Generated by GPT-5-mini| BMI | |
|---|---|
| Name | Body Mass Index |
| Synonyms | Quetelet index |
| Field | Medicine |
| Diagnosed by | Centers for Disease Control and Prevention, World Health Organization |
| Onset | Any age |
BMI
Body Mass Index is a numerical index used to estimate body fatness from mass and height, developed as a simple anthropometric indicator. It is widely cited in clinical practice, public health, and epidemiology, and appears in guidelines from World Health Organization, National Institutes of Health, and Centers for Disease Control and Prevention. The index has informed policy decisions by organizations such as United Nations agencies and influenced research at institutions like Harvard University and Johns Hopkins University.
The index is defined as mass divided by the square of height, using units commonly applied in clinical settings at Mayo Clinic, Cleveland Clinic, and Massachusetts General Hospital. Standard computation uses kilograms and metres and yields a value applied in protocols endorsed by World Health Organization and European Society of Cardiology. Alternate unit systems convert pounds and inches as implemented in datasets from National Health and Nutrition Examination Survey and recommendations from American Heart Association. The original formulation traces to statistical work performed at institutions such as Université libre de Bruxelles and concepts discussed in publications from Royal Society venues.
The index originated in the 19th century through the work of mathematicians and statisticians, notably at Royal Observatory, Greenwich-era scientific circles and later popularized by scholars associated with University of Brussels. Its adoption in public health accelerated after endorsements by organizations including World Health Organization and United States Public Health Service. Key moments in its institutionalization include incorporation into surveillance systems by Centers for Disease Control and Prevention and incorporation into clinical guidelines from National Institutes of Health. Debates at forums hosted by Royal Society of Medicine and presentations at conferences like those of the European Congress on Obesity shaped revisions and reinterpretations.
Clinical categories tied to ranges are used by practitioners in hospitals such as Johns Hopkins Hospital and clinics affiliated with Karolinska Institutet for screening and risk stratification. Thresholds applied by World Health Organization and American Diabetes Association delineate underweight, normal weight, overweight, and various obesity classes, informing referral practices followed at institutions like Mayo Clinic and Cleveland Clinic. These categories have been integrated into guidelines from agencies including National Health Service (England) and Public Health England and inform eligibility criteria for interventions at centers such as Cleveland Clinic Bariatric and Metabolic Institute.

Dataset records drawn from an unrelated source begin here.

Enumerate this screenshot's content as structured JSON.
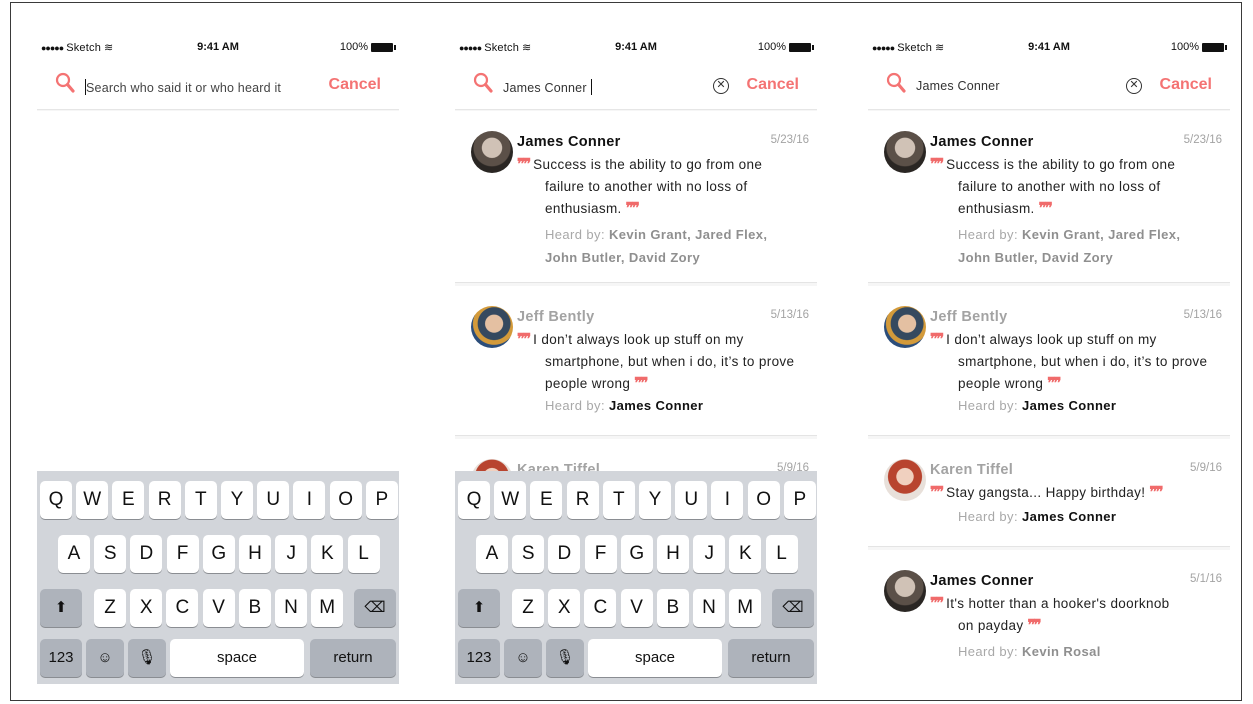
{
  "status": {
    "dots": "●●●●●",
    "carrier": "Sketch",
    "time": "9:41 AM",
    "battery": "100%"
  },
  "screens": [
    {
      "search_placeholder": "Search who said it or who heard it",
      "cancel_label": "Cancel"
    },
    {
      "search_value": "James Conner",
      "cancel_label": "Cancel"
    },
    {
      "search_value": "James Conner",
      "cancel_label": "Cancel"
    }
  ],
  "results": [
    {
      "author": "James Conner",
      "date": "5/23/16",
      "quote_first": "Success is the ability to go from one",
      "quote_rest": "failure to another with no loss of enthusiasm.",
      "heard_label": "Heard by:",
      "heard_names_line1": "Kevin Grant, Jared Flex,",
      "heard_names_line2": "John Butler, David Zory"
    },
    {
      "author": "Jeff Bently",
      "date": "5/13/16",
      "quote_first": "I don’t always look up stuff on my",
      "quote_rest": "smartphone, but when i do, it’s to prove people wrong",
      "heard_label": "Heard by:",
      "heard_names": "James Conner"
    },
    {
      "author": "Karen Tiffel",
      "date": "5/9/16",
      "quote_first": "Stay gangsta... Happy birthday!",
      "heard_label": "Heard by:",
      "heard_names": "James Conner"
    },
    {
      "author": "James Conner",
      "date": "5/1/16",
      "quote_first": "It's hotter than a hooker's doorknob",
      "quote_rest": "on payday",
      "heard_label": "Heard by:",
      "heard_names": "Kevin Rosal"
    }
  ],
  "quote_mark": "❞❞",
  "keyboard": {
    "row1": [
      "Q",
      "W",
      "E",
      "R",
      "T",
      "Y",
      "U",
      "I",
      "O",
      "P"
    ],
    "row2": [
      "A",
      "S",
      "D",
      "F",
      "G",
      "H",
      "J",
      "K",
      "L"
    ],
    "row3": [
      "Z",
      "X",
      "C",
      "V",
      "B",
      "N",
      "M"
    ],
    "shift": "⬆",
    "delete": "⌫",
    "numbers": "123",
    "emoji": "☺",
    "mic": "🎙",
    "space": "space",
    "return": "return"
  },
  "colors": {
    "accent": "#f47373",
    "quote_mark": "#f06b6b",
    "muted_text": "#a3a3a3",
    "keyboard_bg": "#d2d5da",
    "dark_key": "#aeb3bb"
  }
}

The measure is used in epidemiological surveillance by bodies like World Health Organization, in clinical screening by American Medical Association, and in research at universities such as Stanford University and University of Oxford. Its simplicity enables large-scale analyses in datasets maintained by National Health and Nutrition Examination Survey and cohort studies at Framingham Heart Study. Limitations discussed in critiques from scholars at University of Cambridge and Imperial College London include imprecision for athletes studied at training centers like U.S. Olympic Training Center, and misclassification in older adults treated in geriatric units at Massachusetts General Hospital. Policy debates at forums hosted by World Health Organization and European Society of Cardiology address potential harms when used as sole criterion for interventions.
Epidemiologic patterns derived from surveillance by Centers for Disease Control and Prevention and analyses by teams at Harvard T.H. Chan School of Public Health show marked variation by country, as seen in national reports from Japan, United States, United Kingdom, India, and Brazil. Ethnic-specific considerations have been proposed by committees convened by World Health Organization and regional bodies such as Asia-Pacific Cohort Studies Collaboration and referenced in clinical policy at Singapore Health Services. Demographic studies from institutions like University of Cape Town and Universidade de São Paulo examine secular trends, socioeconomic gradients, and associations with outcomes tracked in registries at European Society of Cardiology conferences.
Complementary measures used in clinical practice at centers like Mayo Clinic and research at Johns Hopkins University include waist circumference, waist-to-hip ratio, and body composition analysis via dual-energy X-ray absorptiometry protocols developed at Lund University and equipment standards from International Atomic Energy Agency. Other alternatives evaluated in trials at Cleveland Clinic and cohort studies at Framingham Heart Study include bioelectrical impedance and imaging approaches used in radiology departments at Massachusetts General Hospital. Multimodal assessment strategies appear in guidelines from National Institute for Health and Care Excellence and consensus statements by International Atherosclerosis Society.